The same applies to DeepSeek-R1 and other models that, although released in a relatively open manner, do not provide access to training code, datasets, or source code used in their creation.

As the body responsible for defining and recognising the concept of open source, we often find ourselves at the centre of controversy. Criticism comes from both sides — from those who believe access to training datasets should always be guaranteed, and from companies that consider their sharing practices sufficient, such as distributing model weights and publishing research papers and technical reports.

The debate remains open and ever-evolving. It’s no coincidence that our current definition is marked as version “1.0”, precisely to highlight that we acknowledge its future development, in parallel with technological progress and its applications.
It’s important to remember that the definitions of open source and free software were consolidated over decades, at a time when there were already numerous software projects, vast code archives, and various licences to analyse. As such, those definitions emerged as generalisations of what already existed.

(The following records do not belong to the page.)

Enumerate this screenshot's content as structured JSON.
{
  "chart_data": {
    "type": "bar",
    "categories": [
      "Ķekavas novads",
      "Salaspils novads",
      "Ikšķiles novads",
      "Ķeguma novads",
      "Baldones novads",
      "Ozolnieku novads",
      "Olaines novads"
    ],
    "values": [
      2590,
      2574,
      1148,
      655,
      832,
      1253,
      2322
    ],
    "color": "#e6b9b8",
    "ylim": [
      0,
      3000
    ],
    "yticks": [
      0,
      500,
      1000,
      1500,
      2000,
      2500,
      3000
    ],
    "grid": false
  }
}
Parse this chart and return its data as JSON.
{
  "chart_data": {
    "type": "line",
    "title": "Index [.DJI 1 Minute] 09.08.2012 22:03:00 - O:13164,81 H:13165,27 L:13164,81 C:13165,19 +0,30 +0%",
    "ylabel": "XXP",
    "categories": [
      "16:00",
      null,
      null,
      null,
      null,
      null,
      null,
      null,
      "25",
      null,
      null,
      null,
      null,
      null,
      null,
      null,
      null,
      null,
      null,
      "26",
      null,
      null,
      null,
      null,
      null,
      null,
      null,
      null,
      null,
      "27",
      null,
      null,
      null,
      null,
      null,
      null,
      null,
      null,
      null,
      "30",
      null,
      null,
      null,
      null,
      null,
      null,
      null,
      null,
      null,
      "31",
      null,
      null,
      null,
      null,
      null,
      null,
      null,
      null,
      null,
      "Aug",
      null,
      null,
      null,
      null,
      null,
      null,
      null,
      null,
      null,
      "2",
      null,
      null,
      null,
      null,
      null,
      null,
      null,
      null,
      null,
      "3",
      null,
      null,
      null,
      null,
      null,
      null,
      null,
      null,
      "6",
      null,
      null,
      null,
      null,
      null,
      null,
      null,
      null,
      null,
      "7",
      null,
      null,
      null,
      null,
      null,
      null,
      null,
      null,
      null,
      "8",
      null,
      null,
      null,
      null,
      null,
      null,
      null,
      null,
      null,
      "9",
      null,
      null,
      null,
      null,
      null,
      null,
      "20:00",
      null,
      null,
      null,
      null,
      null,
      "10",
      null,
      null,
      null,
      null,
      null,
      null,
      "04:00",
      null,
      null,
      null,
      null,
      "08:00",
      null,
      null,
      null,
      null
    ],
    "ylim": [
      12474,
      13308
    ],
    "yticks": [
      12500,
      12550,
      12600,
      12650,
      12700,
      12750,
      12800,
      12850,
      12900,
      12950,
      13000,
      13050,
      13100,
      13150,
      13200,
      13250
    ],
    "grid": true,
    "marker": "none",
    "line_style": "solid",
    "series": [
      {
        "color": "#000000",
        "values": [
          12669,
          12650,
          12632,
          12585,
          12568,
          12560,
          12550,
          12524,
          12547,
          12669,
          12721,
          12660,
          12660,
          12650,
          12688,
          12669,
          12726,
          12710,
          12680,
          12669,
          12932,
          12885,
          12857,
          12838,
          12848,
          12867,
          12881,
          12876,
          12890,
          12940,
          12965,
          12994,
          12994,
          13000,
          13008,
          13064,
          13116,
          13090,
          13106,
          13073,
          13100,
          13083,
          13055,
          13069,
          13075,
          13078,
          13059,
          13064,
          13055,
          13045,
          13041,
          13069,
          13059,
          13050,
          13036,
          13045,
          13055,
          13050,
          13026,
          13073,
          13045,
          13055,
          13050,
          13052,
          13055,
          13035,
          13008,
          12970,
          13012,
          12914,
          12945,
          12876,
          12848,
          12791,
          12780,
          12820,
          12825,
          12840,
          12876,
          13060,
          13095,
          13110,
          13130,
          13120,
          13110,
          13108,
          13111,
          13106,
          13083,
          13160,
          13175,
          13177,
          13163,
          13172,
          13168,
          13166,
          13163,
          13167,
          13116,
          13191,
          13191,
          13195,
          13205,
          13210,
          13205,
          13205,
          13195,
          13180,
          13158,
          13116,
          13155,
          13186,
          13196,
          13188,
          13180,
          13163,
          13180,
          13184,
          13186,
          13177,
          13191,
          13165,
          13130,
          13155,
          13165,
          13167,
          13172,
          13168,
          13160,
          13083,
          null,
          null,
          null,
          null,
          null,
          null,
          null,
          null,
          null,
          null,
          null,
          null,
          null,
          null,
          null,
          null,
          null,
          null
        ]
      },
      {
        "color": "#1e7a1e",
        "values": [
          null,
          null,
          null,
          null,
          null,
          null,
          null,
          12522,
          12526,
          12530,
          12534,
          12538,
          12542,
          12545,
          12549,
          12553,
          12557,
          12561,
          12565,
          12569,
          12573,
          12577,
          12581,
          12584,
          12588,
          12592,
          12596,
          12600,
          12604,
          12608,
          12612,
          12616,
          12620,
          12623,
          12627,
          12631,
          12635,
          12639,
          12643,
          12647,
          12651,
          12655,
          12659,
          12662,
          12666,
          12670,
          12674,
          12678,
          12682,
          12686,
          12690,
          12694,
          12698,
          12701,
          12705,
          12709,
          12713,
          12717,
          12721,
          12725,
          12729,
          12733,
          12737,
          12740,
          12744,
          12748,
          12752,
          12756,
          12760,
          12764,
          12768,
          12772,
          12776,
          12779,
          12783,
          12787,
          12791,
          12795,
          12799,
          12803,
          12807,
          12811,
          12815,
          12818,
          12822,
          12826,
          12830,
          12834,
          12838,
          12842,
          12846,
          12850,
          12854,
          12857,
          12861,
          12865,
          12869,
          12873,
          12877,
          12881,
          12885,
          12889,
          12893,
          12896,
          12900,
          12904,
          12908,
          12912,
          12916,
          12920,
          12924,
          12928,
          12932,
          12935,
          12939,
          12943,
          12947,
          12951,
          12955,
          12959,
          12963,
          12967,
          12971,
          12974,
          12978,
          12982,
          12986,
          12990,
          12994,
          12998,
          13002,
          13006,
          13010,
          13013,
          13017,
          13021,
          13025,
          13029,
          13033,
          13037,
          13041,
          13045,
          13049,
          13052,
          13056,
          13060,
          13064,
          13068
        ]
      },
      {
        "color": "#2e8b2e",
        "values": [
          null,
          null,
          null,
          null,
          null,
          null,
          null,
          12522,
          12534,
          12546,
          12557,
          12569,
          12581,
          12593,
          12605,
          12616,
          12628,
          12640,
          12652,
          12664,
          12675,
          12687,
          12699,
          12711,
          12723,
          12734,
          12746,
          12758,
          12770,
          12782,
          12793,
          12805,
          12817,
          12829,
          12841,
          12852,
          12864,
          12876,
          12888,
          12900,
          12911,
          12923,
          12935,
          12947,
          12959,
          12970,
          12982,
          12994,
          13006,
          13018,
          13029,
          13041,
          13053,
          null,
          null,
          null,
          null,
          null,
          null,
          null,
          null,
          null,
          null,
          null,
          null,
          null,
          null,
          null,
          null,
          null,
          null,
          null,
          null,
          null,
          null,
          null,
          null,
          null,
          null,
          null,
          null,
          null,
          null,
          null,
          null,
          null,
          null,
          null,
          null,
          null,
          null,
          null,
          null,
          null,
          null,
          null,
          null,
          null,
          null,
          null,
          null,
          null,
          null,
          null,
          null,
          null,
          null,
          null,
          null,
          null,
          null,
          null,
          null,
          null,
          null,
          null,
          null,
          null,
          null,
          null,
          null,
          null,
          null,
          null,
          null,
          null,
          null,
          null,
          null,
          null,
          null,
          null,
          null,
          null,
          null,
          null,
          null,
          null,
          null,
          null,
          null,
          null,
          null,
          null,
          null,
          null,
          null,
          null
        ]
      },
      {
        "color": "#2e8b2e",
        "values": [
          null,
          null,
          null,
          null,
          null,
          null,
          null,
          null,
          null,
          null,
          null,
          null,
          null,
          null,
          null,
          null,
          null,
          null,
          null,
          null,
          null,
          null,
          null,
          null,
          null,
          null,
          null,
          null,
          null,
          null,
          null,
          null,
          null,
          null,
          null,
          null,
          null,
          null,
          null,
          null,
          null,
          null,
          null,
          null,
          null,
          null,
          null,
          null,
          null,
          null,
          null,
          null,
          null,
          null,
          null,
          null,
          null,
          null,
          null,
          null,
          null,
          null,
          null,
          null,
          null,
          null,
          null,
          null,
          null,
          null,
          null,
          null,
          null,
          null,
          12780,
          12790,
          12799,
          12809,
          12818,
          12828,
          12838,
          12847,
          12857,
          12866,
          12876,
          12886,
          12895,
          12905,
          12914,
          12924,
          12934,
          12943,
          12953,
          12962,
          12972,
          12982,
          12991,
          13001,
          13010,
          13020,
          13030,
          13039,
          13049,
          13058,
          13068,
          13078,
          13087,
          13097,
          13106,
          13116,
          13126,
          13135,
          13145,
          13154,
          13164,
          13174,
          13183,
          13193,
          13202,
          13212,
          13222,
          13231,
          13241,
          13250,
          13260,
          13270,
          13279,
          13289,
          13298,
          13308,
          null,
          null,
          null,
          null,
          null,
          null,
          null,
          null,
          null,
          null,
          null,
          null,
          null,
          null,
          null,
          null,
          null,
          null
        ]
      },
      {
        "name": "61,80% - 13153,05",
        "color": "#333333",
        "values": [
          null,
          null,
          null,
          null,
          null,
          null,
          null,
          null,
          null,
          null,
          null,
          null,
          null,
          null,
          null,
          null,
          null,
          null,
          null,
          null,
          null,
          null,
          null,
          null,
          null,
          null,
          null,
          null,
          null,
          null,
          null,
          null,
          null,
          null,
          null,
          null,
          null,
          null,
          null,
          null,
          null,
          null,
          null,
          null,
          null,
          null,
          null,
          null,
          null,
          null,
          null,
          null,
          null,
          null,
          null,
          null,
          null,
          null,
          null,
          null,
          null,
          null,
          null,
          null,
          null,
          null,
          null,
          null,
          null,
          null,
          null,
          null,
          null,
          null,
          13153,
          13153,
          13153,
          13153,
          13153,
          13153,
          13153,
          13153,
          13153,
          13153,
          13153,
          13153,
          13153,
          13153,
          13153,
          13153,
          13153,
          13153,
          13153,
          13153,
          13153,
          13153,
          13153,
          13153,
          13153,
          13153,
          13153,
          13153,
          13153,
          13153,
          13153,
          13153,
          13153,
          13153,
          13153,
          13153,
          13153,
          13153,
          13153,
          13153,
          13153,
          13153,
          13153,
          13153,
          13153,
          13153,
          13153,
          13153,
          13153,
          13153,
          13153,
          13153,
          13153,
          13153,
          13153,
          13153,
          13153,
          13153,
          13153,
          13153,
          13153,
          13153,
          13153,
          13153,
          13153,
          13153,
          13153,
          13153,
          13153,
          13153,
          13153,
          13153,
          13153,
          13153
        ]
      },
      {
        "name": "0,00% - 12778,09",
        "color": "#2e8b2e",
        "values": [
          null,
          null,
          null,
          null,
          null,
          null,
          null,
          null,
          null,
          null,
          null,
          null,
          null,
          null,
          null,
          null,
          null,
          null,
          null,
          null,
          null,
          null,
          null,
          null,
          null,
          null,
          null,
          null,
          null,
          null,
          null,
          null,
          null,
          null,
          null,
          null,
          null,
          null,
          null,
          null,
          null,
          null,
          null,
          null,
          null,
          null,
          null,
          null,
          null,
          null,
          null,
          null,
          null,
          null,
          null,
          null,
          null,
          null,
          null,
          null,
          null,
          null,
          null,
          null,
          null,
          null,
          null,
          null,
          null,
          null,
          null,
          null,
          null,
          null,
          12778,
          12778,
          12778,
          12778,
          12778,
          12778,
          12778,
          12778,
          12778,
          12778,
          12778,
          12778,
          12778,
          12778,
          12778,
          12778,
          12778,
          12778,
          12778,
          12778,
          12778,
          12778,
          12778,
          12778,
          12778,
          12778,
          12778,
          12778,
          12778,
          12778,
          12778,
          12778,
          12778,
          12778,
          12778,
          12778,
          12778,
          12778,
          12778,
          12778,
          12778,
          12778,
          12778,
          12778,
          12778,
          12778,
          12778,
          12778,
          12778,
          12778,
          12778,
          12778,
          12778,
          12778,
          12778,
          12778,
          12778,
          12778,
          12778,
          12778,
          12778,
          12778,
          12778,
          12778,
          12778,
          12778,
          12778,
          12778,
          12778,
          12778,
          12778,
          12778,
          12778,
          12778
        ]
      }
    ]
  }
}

In the field of artificial intelligence, however, we are still in the early stages.

Unlike a registered trademark, the term “open source” does not benefit from exclusive legal protection — which is why many AI companies label themselves as open source even when they do not meet the fundamental requirements.
Nevertheless, in both the United States and Europe, the definition of open source has acquired legal value through certain rulings, which establish that software described as such must guarantee the four fundamental freedoms: use, study, modification, and distribution.
Returning to the example of LLaMA — this model does not meet these criteria and, as a result, cannot be considered open source.

What is your opinion on the opposite phenomenon — that of states, institutions, and companies developing closed and proprietary models?

The risks posed by these systems stem primarily from their opacity. By nature, AI systems already struggle to be seen as trustworthy, as there is no exact science capable of explaining and justifying why a model generates a specific output from a given input.
There are missing elements that could help us understand, for example, why a model repeatedly gives incorrect and consistent answers to certain questions.

Without a clear scientific explanation of the results, the lack of access to source data or information about the training process exposes these systems to bias and systemic distortions.
This risk becomes even more critical as the model’s opacity increases.

Moreover, we are witnessing a problem already seen in the software world: the tendency to “reinvent the wheel” from scratch each time.
The fact that only one or two companies hold the expertise, data, and hardware infrastructure to develop these systems creates a major vulnerability for the entire sector.

It’s a situation reminiscent of the 1990s and 2000s, when 98% of computers worldwide used the same browser — Internet Explorer — making the Internet dependent on Microsoft’s decisions.
There were widespread vulnerabilities and security risks, as if everything had been reduced to a monoculture.

STEFANO MAFFULLI

Stefano Maffulli is the Executive Director of the Open Source Initiative (OSI), an organisation he has been a member of since 2021, following decades of dedication to promoting open source.
From 2001 to 2007, he co-founded and led the Italian chapter of the Free Software Foundation Europe. He later structured the developer community at the OpenStack Foundation and led open source marketing teams at several international companies.
A passionate user of open source software, Maffulli has contributed patches to documentation, translations, and supported various projects such as GNU, QGIS, OpenStreetMap, and WordPress.
His appointment as Executive Director marked a fundamental step in transforming the OSI into a professionally managed organisation.